Français: Blog sur la thèse de doctorat d'Eric Pasquati, dont le thème est l'appropriation des technologies de l'information et de la communication (TIC) par des agriculteurs ouest-africains.

English: Eric Pasquati's PhD concerning the appropriation of ICT by farmers in West Africa. Please, fell free to leave your comments in English.

Português: Tese de doutorado de Eric Pasquati sobre a apropriação das tecnologias da informação e da comunicação (TIC) pelos agricultores da
África do Oeste. Será um prazer discutir também em Português sobre o tema.

Español: Tesis de doctorado de Eric Pasquati sobre la
apropiación de las tecnologías de información y de la comunicación (TIC) por los agricultores del África de l'Oeste. Sientan la libertad de dejar también sus comentarios en español.

15 mai 2009

Bill Cooke - limites psychologiques des méthodes participatives

Bill Cooke a organisé en 2001 un ouvrage avec Uma Kothari appelé "Participation: the new tyranny?" critiquant la mode d'application de méthodes participatives dans le domaine du développement. Le 7ème chapitre de ce livre, écrit par Bill Cooke lui-même, est dédié à la description de 4 risques des méthodes participatives liés au travail de prise de decision en groupe, et expliqués par la psychologie sociale. Le raisonnement de Bill Cooke dans ce chapitre me semble particulièrement intéressant pour susciter chez les praticiens et les chercheurs des précautions par rapport à l'application de méthodes participatives, mais ces risques ne mettent pas en question, à mon avis, l'intérêt de telles méthodes, surtout quand on considère l'importance de la participation pour l'appropriation des processus de développement par les agents locaux.

Les 4 risques décrits par Bill Cooke sont:

le "risky shift": le fait que les décisions prises en groupe on tendance à être plus risquées que celles prises individuellement. Plusieurs raisons sont avancées selon le contexte. Aux EUA, par exemple, la prise de risque est valorisée socialement et donc les personnes dans une discussion en groupe auraient tendance à vouloir se montrer plus propices à la prise de risque que elles les sont en vérité. Une autre raison que me semble plus général et que probablement joue un rôle dans la majorité des cas, indépendamment de l'origine des participants, est le fait que dans des décisions prises en groupe la responsabilisation des acteurs individuels peut sembler diminuée, en autres termes, les individus peuvent se sentir moins responsables par la décision prise en groupe et donc se sentir, chacun à son tour moins préoccupé avec les risques de la décision, ce qui donne comme résultat général la prise d'une décision plus risquée.

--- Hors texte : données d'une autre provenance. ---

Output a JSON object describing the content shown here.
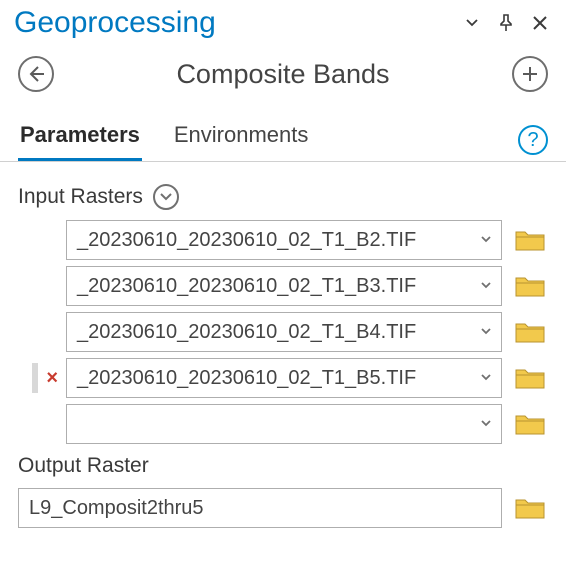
{
  "pane": {
    "title": "Geoprocessing"
  },
  "tool": {
    "title": "Composite Bands"
  },
  "tabs": {
    "parameters": "Parameters",
    "environments": "Environments"
  },
  "input_label": "Input Rasters",
  "input_rasters": [
    "_20230610_20230610_02_T1_B2.TIF",
    "_20230610_20230610_02_T1_B3.TIF",
    "_20230610_20230610_02_T1_B4.TIF",
    "_20230610_20230610_02_T1_B5.TIF",
    ""
  ],
  "hover_row_index": 3,
  "output_label": "Output Raster",
  "output_value": "L9_Composit2thru5"
}
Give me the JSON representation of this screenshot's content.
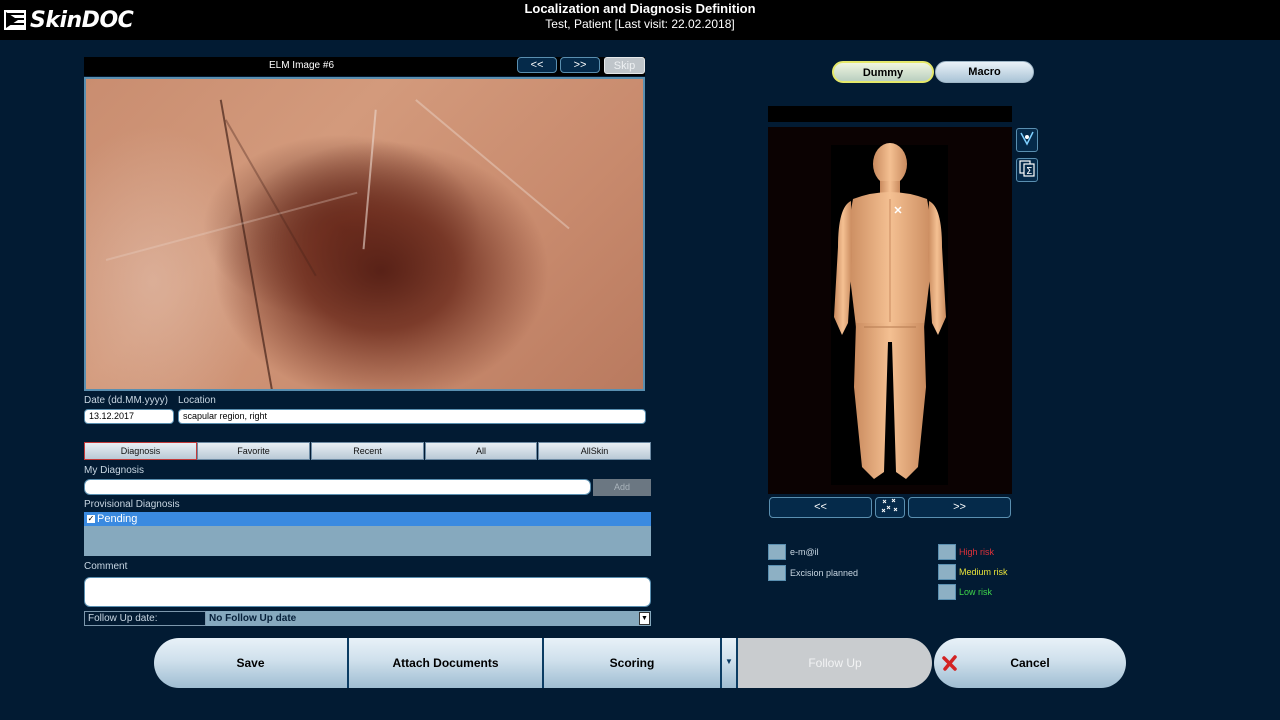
{
  "app": {
    "name": "SkinDOC"
  },
  "header": {
    "title": "Localization and Diagnosis Definition",
    "subtitle": "Test, Patient [Last visit: 22.02.2018]"
  },
  "image_panel": {
    "title": "ELM Image #6",
    "prev_label": "<<",
    "next_label": ">>",
    "skip_label": "Skip"
  },
  "fields": {
    "date_label": "Date (dd.MM.yyyy)",
    "date_value": "13.12.2017",
    "location_label": "Location",
    "location_value": "scapular region, right"
  },
  "diag_tabs": [
    {
      "label": "Diagnosis"
    },
    {
      "label": "Favorite"
    },
    {
      "label": "Recent"
    },
    {
      "label": "All"
    },
    {
      "label": "AllSkin"
    }
  ],
  "my_diagnosis": {
    "label": "My Diagnosis",
    "value": "",
    "add_label": "Add"
  },
  "provisional": {
    "label": "Provisional Diagnosis",
    "items": [
      {
        "label": "Pending",
        "checked": true
      }
    ]
  },
  "comment": {
    "label": "Comment",
    "value": ""
  },
  "follow_up": {
    "label": "Follow Up date:",
    "selected": "No Follow Up date"
  },
  "bottom_buttons": {
    "save": "Save",
    "attach": "Attach Documents",
    "scoring": "Scoring",
    "follow_up": "Follow Up",
    "cancel": "Cancel"
  },
  "view_toggle": {
    "dummy": "Dummy",
    "macro": "Macro"
  },
  "dummy_nav": {
    "prev": "<<",
    "next": ">>"
  },
  "flags": {
    "email": "e-m@il",
    "excision": "Excision planned",
    "high": "High risk",
    "medium": "Medium risk",
    "low": "Low risk"
  },
  "colors": {
    "background": "#021b33",
    "high_risk": "#e0313a",
    "medium_risk": "#e8e23a",
    "low_risk": "#3fd64a",
    "selection": "#3a8ae0"
  },
  "icons": [
    "skindoc-logo-icon",
    "marker-pen-icon",
    "sum-document-icon",
    "dropdown-arrow-icon",
    "scatter-points-icon",
    "cancel-x-icon",
    "lesion-marker-icon"
  ]
}
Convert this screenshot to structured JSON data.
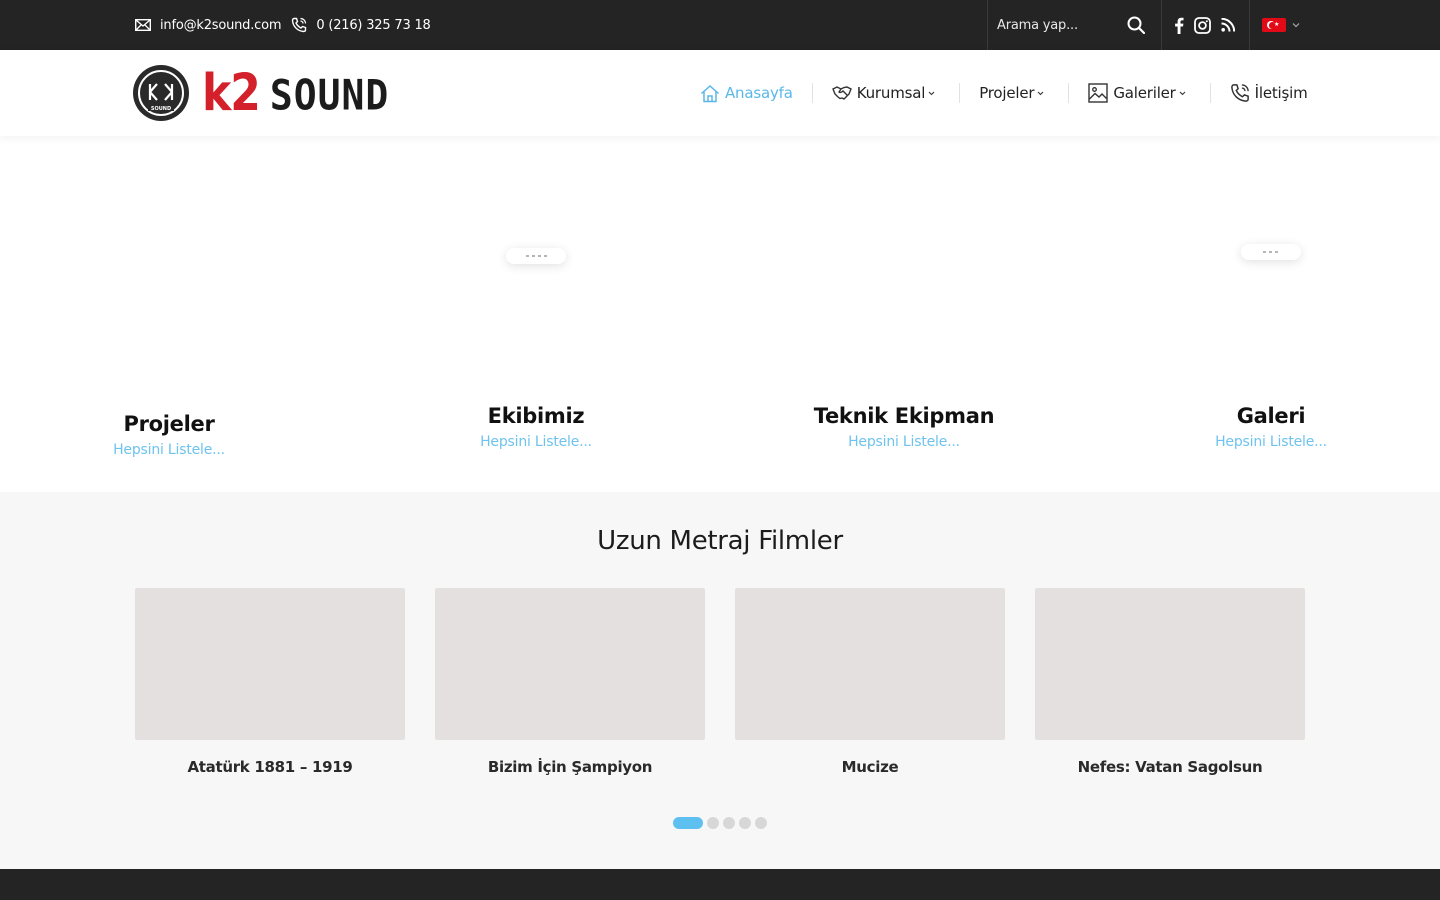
{
  "topbar": {
    "email": "info@k2sound.com",
    "phone": "0 (216) 325 73 18",
    "search_placeholder": "Arama yap...",
    "language": "tr"
  },
  "brand": {
    "logo_k2": "k2",
    "logo_sound": "SOUND",
    "badge_text": "K2 SOUND"
  },
  "nav": {
    "items": [
      {
        "label": "Anasayfa",
        "active": true,
        "dropdown": false,
        "icon": "home-icon"
      },
      {
        "label": "Kurumsal",
        "active": false,
        "dropdown": true,
        "icon": "handshake-icon"
      },
      {
        "label": "Projeler",
        "active": false,
        "dropdown": true,
        "icon": ""
      },
      {
        "label": "Galeriler",
        "active": false,
        "dropdown": true,
        "icon": "image-icon"
      },
      {
        "label": "İletişim",
        "active": false,
        "dropdown": false,
        "icon": "phone-icon"
      }
    ]
  },
  "features": [
    {
      "title": "Projeler",
      "link": "Hepsini Listele..."
    },
    {
      "title": "Ekibimiz",
      "link": "Hepsini Listele..."
    },
    {
      "title": "Teknik Ekipman",
      "link": "Hepsini Listele..."
    },
    {
      "title": "Galeri",
      "link": "Hepsini Listele..."
    }
  ],
  "films": {
    "heading": "Uzun Metraj Filmler",
    "items": [
      {
        "title": "Atatürk 1881 – 1919"
      },
      {
        "title": "Bizim İçin Şampiyon"
      },
      {
        "title": "Mucize"
      },
      {
        "title": "Nefes: Vatan Sagolsun"
      }
    ],
    "pager_count": 5,
    "pager_active": 1
  },
  "colors": {
    "accent": "#5ab8e8",
    "dark": "#242424",
    "brand_red": "#d4202b"
  }
}
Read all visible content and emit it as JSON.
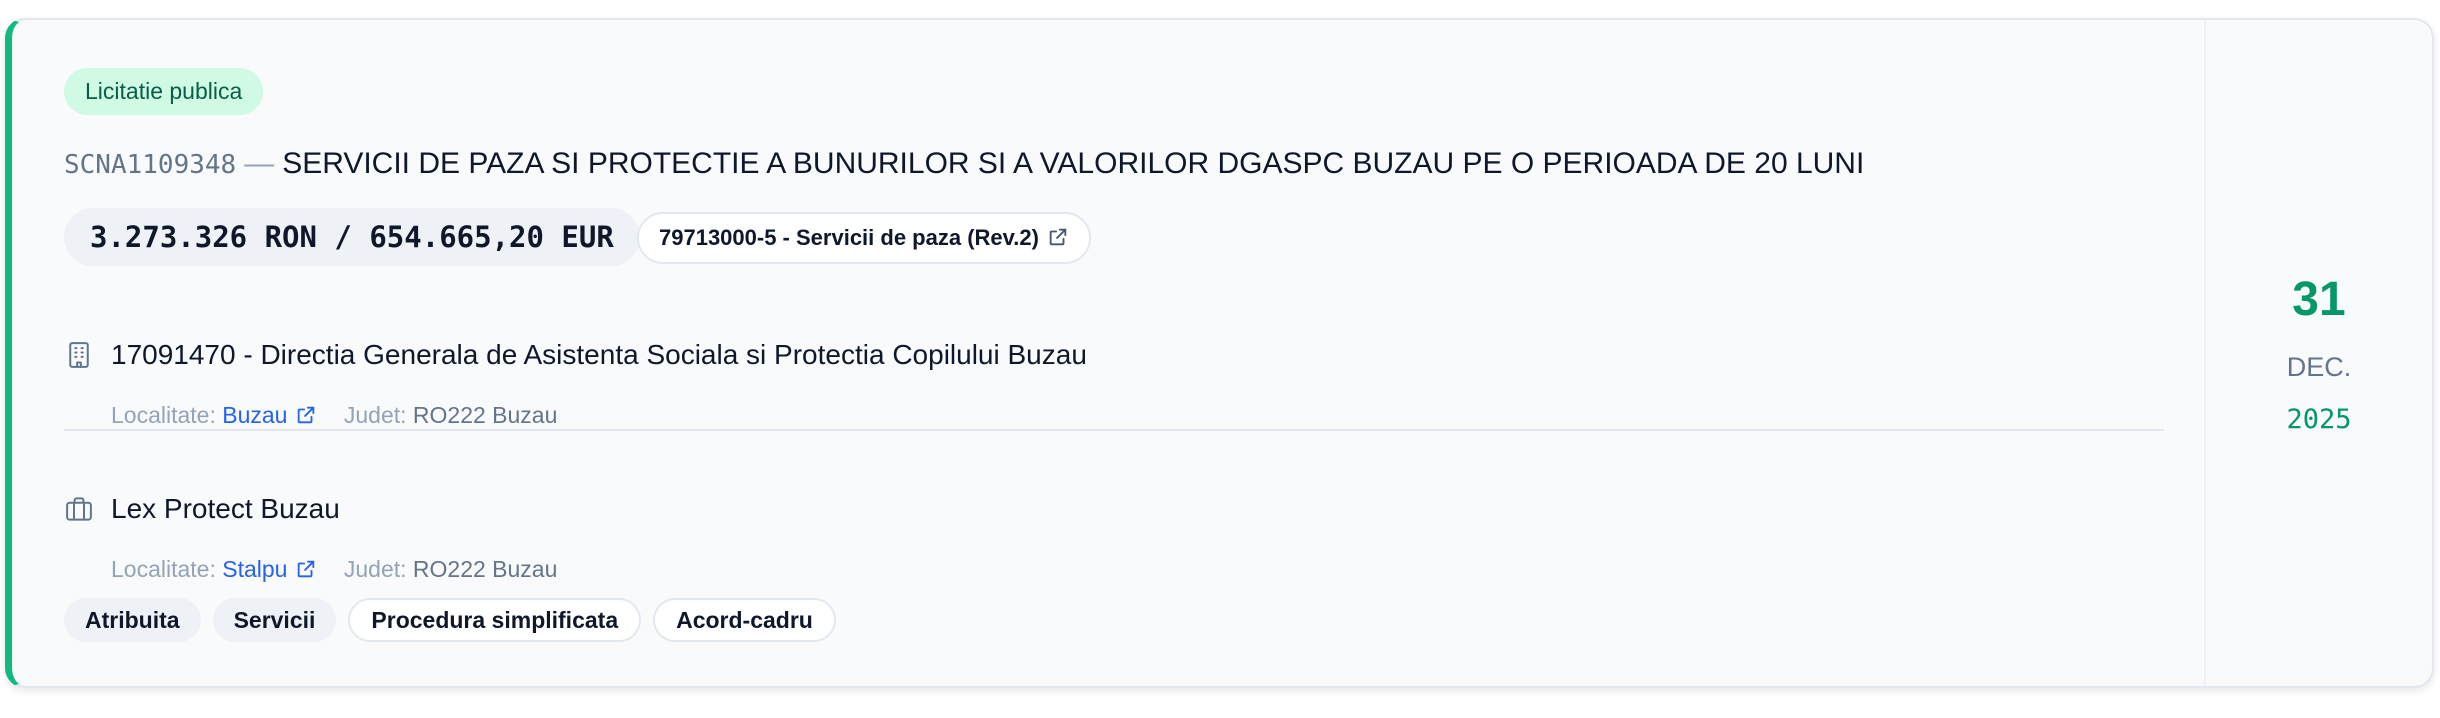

le "paradoxe d'Abilene": le fait que, d'après des intentions individuelles de correspondre à une volonté supposée du groupe, les décisions prises en groupe peuvent être à l'opposé des volontés individuelles. La volonté tout à fait légitime des membres d'un groupe à arriver à un consensus peut donner lieu à un effet indésirable: par un manque de compréhension mutuelle, chaque individu exprime un avis contraire à son opinion personnelle en voulant plaire à ses compagnons. La contagion mentale de cet état d'esprit peut aboutir à une décision qui finalement n'était soutenu véritablement par aucun des membres du groupe!

le "groupthink": l'attachement ferme du groupe à des idées ou des schémas mentaux spécifiques peut engendrer un manque de fléxibilité et d'ouverture qui les améne à rejetter, à partir d'une réaction emotionnelle, toute idée contraire à celles établies. Lorsque ce niveau d'attachement et d'identification idéologique est atteint dans un groupe, même des critiques venant des membres du propre groupe seront fermement rejetées, à un tel point que les membres se sentiront de moins en moins à l'aise pour présenter ouvertement des nouvelles critiques.

la "persuasion coercitive": le fait que l'art de la rhétorique peut être utilisé pour manipuler le groupe dans la prise de décision. Ainsi l'individu le plus communicatif et éloquent peut dominer la discussion et finalement faire passer ses idées comme celles portant la légitimité du choix collectif. Dans les projets de développement, cela nous ramène à la diversité des acteurs, en particulier les différences formelles et cognitives entre acteurs locaux et extérieurs: même sans le vouloir et indépendamment du niveau d'effort qu'il fasse pour minimiser son influence dans la prise de décision, l'animateur d'un groupe de discussion joue un rôle fondamental dans la conduction des échanges et la construction des décisions.

Ce sont certainement des points intéressants à prendre en compte dans tout travail en groupe,et particulièrement dans les méthodes participatives appliquées aux projets de développement. Je garde toutefois l'impression que ces réserves ne nient pas l'intérêt des méthodes participatives; elles montrent simplement qu'elle ne doivent pas être appliquées de façon naïve.